En arrière-plan de la violente dualité des univers sociaux et de leurs modes de vie, Zinovieva-Annibal rend sensibles les états de conscience aux tonalités opposées qui constituent la vie d’Avdotia, la jeune mère paysanne. Les élans d’affection, de joie de vivre qu’elle partage, à la campagne, avec son nourrisson, sont violemment anéantis par la séparation imposée, puis la mort violente qui va lui être annoncée. Zinovieva-Annibal focalise l’attention du lecteur sur les pesanteurs sociales, l’étouffement de l’individu par les modèles collectifs et le rôle des gardiens de l’ordre, mère, mari, vieille entremetteuse, qui exercent une constante pression pour qu’Avdotia laisse son enfant et assure la prospérité de sa famille.
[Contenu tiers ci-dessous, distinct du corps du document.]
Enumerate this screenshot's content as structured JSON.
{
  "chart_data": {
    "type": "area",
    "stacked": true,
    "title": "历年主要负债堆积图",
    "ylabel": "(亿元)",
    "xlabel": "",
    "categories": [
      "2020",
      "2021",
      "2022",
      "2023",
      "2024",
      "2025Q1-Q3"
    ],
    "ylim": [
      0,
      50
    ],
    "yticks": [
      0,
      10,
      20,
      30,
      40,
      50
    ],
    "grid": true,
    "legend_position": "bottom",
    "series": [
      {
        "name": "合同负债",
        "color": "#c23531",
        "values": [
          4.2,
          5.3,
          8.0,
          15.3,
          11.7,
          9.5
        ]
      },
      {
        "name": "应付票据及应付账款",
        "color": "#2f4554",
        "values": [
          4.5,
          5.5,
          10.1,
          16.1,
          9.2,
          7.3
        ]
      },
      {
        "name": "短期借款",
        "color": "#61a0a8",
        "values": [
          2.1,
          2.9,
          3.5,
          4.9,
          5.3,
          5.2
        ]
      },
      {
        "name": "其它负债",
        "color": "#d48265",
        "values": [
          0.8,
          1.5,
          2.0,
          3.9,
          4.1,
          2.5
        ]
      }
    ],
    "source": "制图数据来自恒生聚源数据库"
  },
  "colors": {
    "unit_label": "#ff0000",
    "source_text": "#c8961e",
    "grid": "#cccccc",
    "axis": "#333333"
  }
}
Elena, la jeune barinya, bien qu’avec des enjeux très

149 ZINOV’EVA-ANNIBAL L., ibidem.

différents, subit elle aussi cette pression qui pousse à étouffer ses sentiments. Son entourage ne tolère pas qu’elle ressente une proximité, de l’affection pour la future nourrice, et qu’elle se demande s’il est bon de la séparer de son nouveau-né. La soumission des deux jeunes femmes aux normes de leur milieu est fortement soulignée, suggérant la révolte impossible, qu’on souhaiterait voir arriver. Un mal inévitable, déclare le titre. Un mal métaphysique, relevant de l’ordre de la création et donc irrémédiable ? ou bien une construction humaine qui n’a que l’apparence d’une nécessité ?
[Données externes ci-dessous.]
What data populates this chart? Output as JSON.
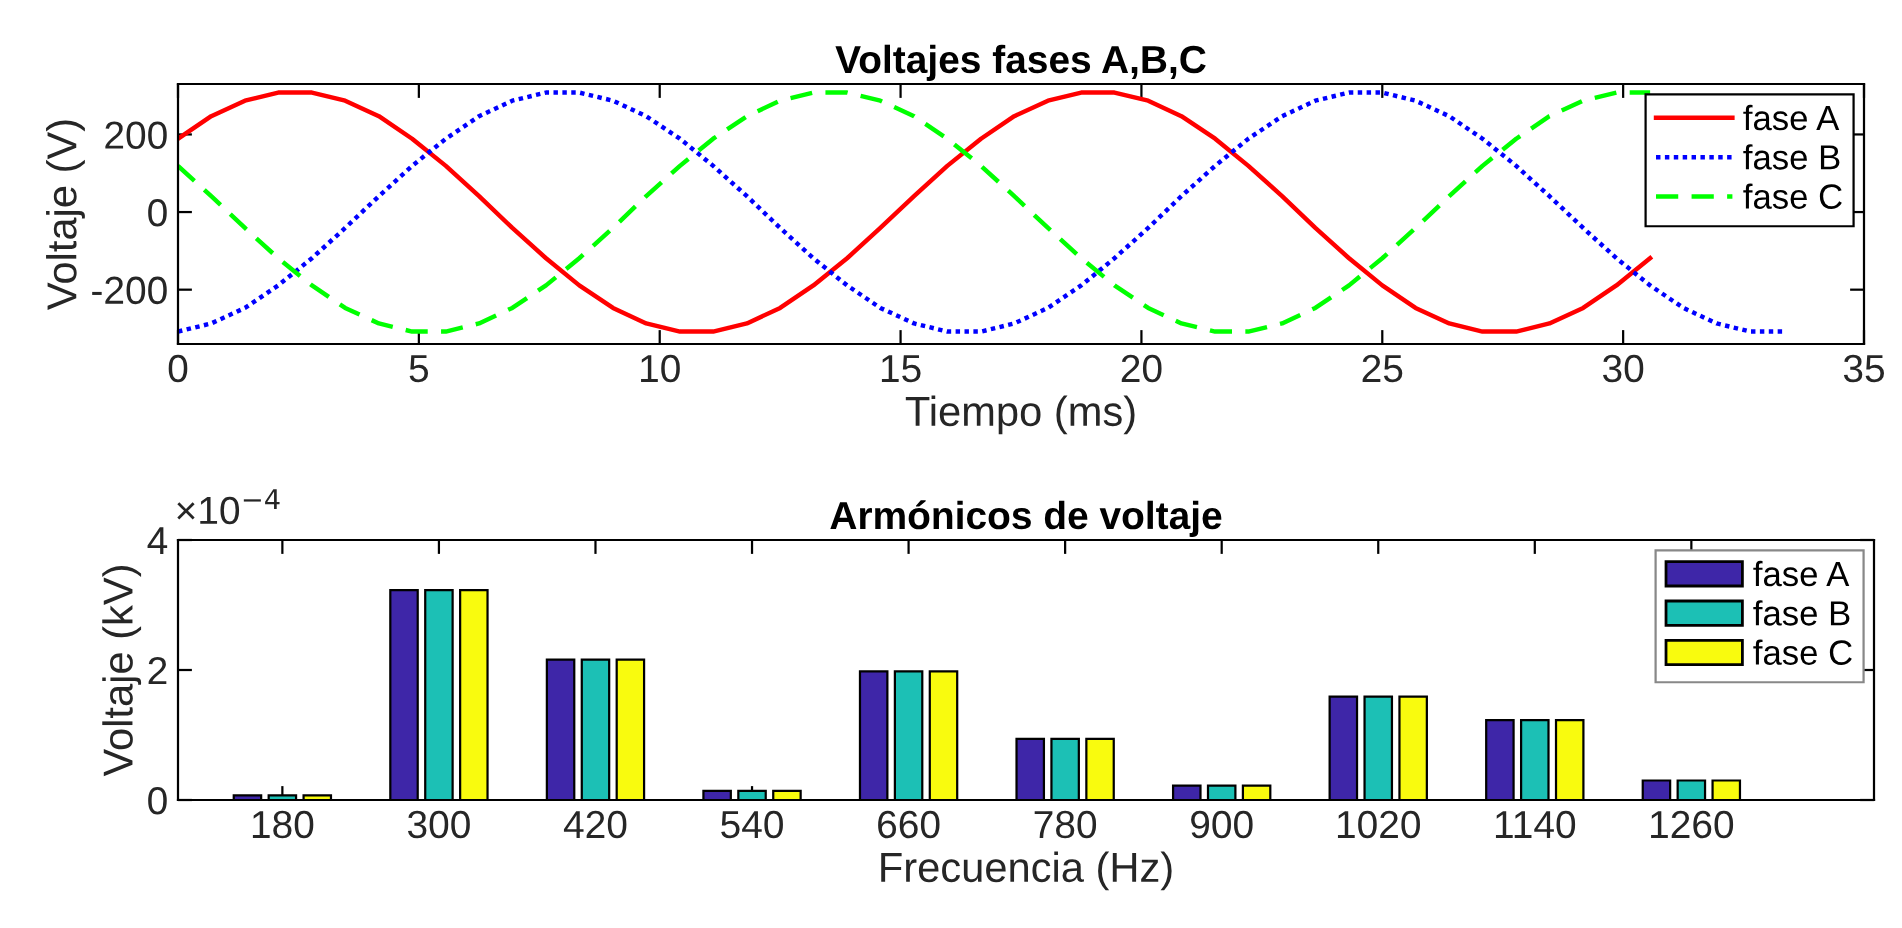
{
  "chart_data": [
    {
      "type": "line",
      "title": "Voltajes fases A,B,C",
      "xlabel": "Tiempo (ms)",
      "ylabel": "Voltaje (V)",
      "x": [
        0,
        0.69,
        1.39,
        2.08,
        2.78,
        3.47,
        4.17,
        4.86,
        5.56,
        6.25,
        6.94,
        7.64,
        8.33,
        9.03,
        9.72,
        10.42,
        11.11,
        11.81,
        12.5,
        13.19,
        13.89,
        14.58,
        15.28,
        15.97,
        16.67,
        17.36,
        18.06,
        18.75,
        19.44,
        20.14,
        20.83,
        21.53,
        22.22,
        22.92,
        23.61,
        24.31,
        25,
        25.69,
        26.39,
        27.08,
        27.78,
        28.47,
        29.17,
        29.86,
        30.56,
        31.25,
        31.94,
        32.64,
        33.33
      ],
      "series": [
        {
          "name": "fase A",
          "color": "#ff0000",
          "line_style": "solid",
          "values": [
            189,
            247,
            287,
            308,
            308,
            287,
            247,
            189,
            119,
            41,
            -41,
            -119,
            -189,
            -247,
            -287,
            -308,
            -308,
            -287,
            -247,
            -189,
            -119,
            -41,
            41,
            119,
            189,
            247,
            287,
            308,
            308,
            287,
            247,
            189,
            119,
            41,
            -41,
            -119,
            -189,
            -247,
            -287,
            -308,
            -308,
            -287,
            -247,
            -189,
            -119,
            null,
            null,
            null,
            null
          ]
        },
        {
          "name": "fase B",
          "color": "#0000ff",
          "line_style": "dotted",
          "values": [
            -308,
            -287,
            -247,
            -189,
            -119,
            -41,
            41,
            119,
            189,
            247,
            287,
            308,
            308,
            287,
            247,
            189,
            119,
            41,
            -41,
            -119,
            -189,
            -247,
            -287,
            -308,
            -308,
            -287,
            -247,
            -189,
            -119,
            -41,
            41,
            119,
            189,
            247,
            287,
            308,
            308,
            287,
            247,
            189,
            119,
            41,
            -41,
            -119,
            -189,
            -247,
            -287,
            -308,
            -308
          ]
        },
        {
          "name": "fase C",
          "color": "#00ff00",
          "line_style": "dashed",
          "values": [
            119,
            41,
            -41,
            -119,
            -189,
            -247,
            -287,
            -308,
            -308,
            -287,
            -247,
            -189,
            -119,
            -41,
            41,
            119,
            189,
            247,
            287,
            308,
            308,
            287,
            247,
            189,
            119,
            41,
            -41,
            -119,
            -189,
            -247,
            -287,
            -308,
            -308,
            -287,
            -247,
            -189,
            -119,
            -41,
            41,
            119,
            189,
            247,
            287,
            308,
            308,
            null,
            null,
            null,
            null
          ]
        }
      ],
      "xlim": [
        0,
        35
      ],
      "xticks": [
        0,
        5,
        10,
        15,
        20,
        25,
        30,
        35
      ],
      "ylim": [
        -340,
        330
      ],
      "yticks": [
        -200,
        0,
        200
      ],
      "grid": false,
      "legend": "top right",
      "marker": "none"
    },
    {
      "type": "bar",
      "title": "Armónicos de voltaje",
      "xlabel": "Frecuencia (Hz)",
      "ylabel": "Voltaje (kV)",
      "x": [
        180,
        300,
        420,
        540,
        660,
        780,
        900,
        1020,
        1140,
        1260
      ],
      "series": [
        {
          "name": "fase A",
          "color": "#3e26a8",
          "values": [
            0.07,
            3.23,
            2.16,
            0.14,
            1.98,
            0.94,
            0.22,
            1.59,
            1.23,
            0.3
          ]
        },
        {
          "name": "fase B",
          "color": "#1cc0b5",
          "values": [
            0.07,
            3.23,
            2.16,
            0.14,
            1.98,
            0.94,
            0.22,
            1.59,
            1.23,
            0.3
          ]
        },
        {
          "name": "fase C",
          "color": "#f9fb0e",
          "values": [
            0.07,
            3.23,
            2.16,
            0.14,
            1.98,
            0.94,
            0.22,
            1.59,
            1.23,
            0.3
          ]
        }
      ],
      "xlim": [
        100,
        1400
      ],
      "xticks": [
        180,
        300,
        420,
        540,
        660,
        780,
        900,
        1020,
        1140,
        1260
      ],
      "ylim": [
        0,
        4
      ],
      "yticks": [
        0,
        2,
        4
      ],
      "annotations": [
        "×10$^{−4}$"
      ],
      "grid": false,
      "legend": "top right"
    }
  ]
}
Cette difficulté à distinguer l’ordre de la nature et celui du monde construit par les hommes est d’ailleurs également mise en avant dans Les deux Rives, la géographie du fleuve épousant le clivage entre les mondes sociaux :

Sur la rive droite de l’Arno, se trouvait un hôtel élégant, aux côtés d'autres. De part et d’autre de celui-ci s’étendait le quai et ses bâtiments tout aussi raffinés. [...] Toute cette partie du quai où se trouvait l’hôtel, paraissait toujours apprêtée, mobilisée dans l’attente d’invités. Elle ne vivait pas sa propre vie, n’était pas seulement une partie de Florence, elle était un havre de paix pour toutes les nations européennes possibles. [...] D’autant plus froide et sombre se détachait au loin la rive gauche de l’Arno. Les eaux jaunes du fleuve, par endroits, baignaient jusqu’aux murs des maisons, les contaminant avec leur humidité et leurs exhalaisons nocives. A certains endroits, se dressaient les cheminées noires de suie des usines, une brise légère apportait par moments jusqu’à la rive droite une odeur de fumées, de pourriture, de logement humain crasseux... На правом берегу Арно стоял в ряду с другими элегантный отель. По обе стороны от него тянулась набережная, застроенная такими же нарядными домами. […] Вся часть набережной, где стоял отель, казалась всегда принаряженной и настороже в ожидании гостей. Она не жила своей жизнью, не была просто частью Флоренции, она была пристанищем всевозможных европейских наций. [...] Тем холоднее и мрачнее выступал вдали левый берег Арно. Желтые воды реки местами омывали самые стены домов, заражая их сыростью и вредными испарениями. Кое-где возвышались закоптелые фабричные трубы, легкий ветерок порою доносил до правого берега запах гари, гнили, грязного людского жилья...151

Ces premières nouvelles de Zinovieva-Annibal sont tout à fait symptomatiques du malaise de la jeunesse russe de la fin du XIXe siècle, pour

laquelle les repères auparavant stables ont perdu leur évidence et qui se pose de manière obsédante la question du sens de la vie.